= Raleigh Sentinel =

Raleigh Sentinel was a daily newspaper (except Mondays) published in Raleigh, North Carolina, from 1865 to 1875. It was printed semiweekly beginning in 1876 and ceased publication on February 27, 1877. It was the official newspaper of the Democratic Party in North Carolina. During Reconstruction the editor, Josiah Turner, conducted a fervid campaign against carpetbaggers. The newspaper was the voice of the Democratic Party.

==History of publication==

In June 1866 Turner said that he received a letter from Robert E. Lee. The general reported having misplaced his papers, which delayed him in writing a book about the American Civil War.
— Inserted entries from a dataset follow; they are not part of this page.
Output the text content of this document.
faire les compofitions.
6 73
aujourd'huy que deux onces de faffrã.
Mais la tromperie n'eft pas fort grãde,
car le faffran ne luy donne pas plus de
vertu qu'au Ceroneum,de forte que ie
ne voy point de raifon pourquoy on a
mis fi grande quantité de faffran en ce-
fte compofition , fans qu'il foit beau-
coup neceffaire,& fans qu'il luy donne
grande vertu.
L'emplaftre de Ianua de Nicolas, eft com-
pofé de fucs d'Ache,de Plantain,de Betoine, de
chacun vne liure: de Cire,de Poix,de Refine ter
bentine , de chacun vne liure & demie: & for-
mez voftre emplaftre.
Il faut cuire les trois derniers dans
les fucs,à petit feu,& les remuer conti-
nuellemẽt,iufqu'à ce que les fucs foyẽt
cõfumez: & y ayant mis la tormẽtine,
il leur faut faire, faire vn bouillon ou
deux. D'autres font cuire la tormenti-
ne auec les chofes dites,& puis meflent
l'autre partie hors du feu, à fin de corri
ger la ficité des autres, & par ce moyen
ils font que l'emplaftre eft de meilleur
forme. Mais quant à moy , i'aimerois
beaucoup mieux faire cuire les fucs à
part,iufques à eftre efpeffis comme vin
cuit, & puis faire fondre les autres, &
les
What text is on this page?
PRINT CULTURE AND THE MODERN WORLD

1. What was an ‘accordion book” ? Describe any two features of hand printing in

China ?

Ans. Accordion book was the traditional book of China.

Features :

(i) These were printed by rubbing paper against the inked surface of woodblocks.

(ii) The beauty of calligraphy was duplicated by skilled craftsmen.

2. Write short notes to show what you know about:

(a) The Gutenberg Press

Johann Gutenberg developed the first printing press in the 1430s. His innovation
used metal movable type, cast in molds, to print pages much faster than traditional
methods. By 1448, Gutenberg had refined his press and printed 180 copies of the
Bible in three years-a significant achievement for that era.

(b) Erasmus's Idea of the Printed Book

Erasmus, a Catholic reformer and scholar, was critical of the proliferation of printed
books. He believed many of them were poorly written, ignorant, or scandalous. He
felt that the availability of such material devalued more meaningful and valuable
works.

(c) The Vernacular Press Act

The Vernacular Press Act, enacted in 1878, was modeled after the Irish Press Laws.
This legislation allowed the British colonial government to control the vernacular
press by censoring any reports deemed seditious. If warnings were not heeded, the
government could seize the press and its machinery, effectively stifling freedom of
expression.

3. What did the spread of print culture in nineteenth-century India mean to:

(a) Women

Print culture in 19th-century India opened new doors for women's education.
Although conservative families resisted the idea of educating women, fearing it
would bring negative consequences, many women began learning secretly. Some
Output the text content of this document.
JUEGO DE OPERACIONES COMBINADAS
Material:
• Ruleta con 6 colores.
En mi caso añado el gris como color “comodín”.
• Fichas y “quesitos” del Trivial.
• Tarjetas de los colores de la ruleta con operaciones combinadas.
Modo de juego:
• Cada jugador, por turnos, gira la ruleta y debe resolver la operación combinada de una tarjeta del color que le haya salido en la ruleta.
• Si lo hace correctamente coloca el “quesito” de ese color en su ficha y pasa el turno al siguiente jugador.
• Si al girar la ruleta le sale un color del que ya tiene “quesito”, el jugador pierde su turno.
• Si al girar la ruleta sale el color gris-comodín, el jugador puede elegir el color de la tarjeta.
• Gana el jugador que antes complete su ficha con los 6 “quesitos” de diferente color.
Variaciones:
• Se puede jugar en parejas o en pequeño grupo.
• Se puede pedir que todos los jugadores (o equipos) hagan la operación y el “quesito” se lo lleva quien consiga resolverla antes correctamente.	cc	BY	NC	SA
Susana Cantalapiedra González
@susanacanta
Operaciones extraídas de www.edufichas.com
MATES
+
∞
Theodore Bryant Kingsbury (1828 - 1913) left the Methodist Church ministry to edit the Raleigh Sentinel. He was a former journalist in Oxford, North Carolina, and Wilmington, North Carolina. In 1876 he moved to Wilmington to edit the Wilmington Morning Star.

On October 11, 1872, the offices of the Raleigh Sentinel were bombed with gunpowder. The powder was placed beneath a Hoe's large cylinder press early in the campaign to determine the outcome of the 1872 presidential election. Damage to property was estimated at $3,000. The Raleigh Sentinels views were in line with those of Horace Greeley, editor of the New York Herald. Like Greeley, the North Carolina newspaper exposed the corruption of the administration of Ulysses Grant.

On March 16, 1876, Turner and W.H.H. Howerton, North Carolina Secretary of State, were arrested and charged with conspiracy and libel.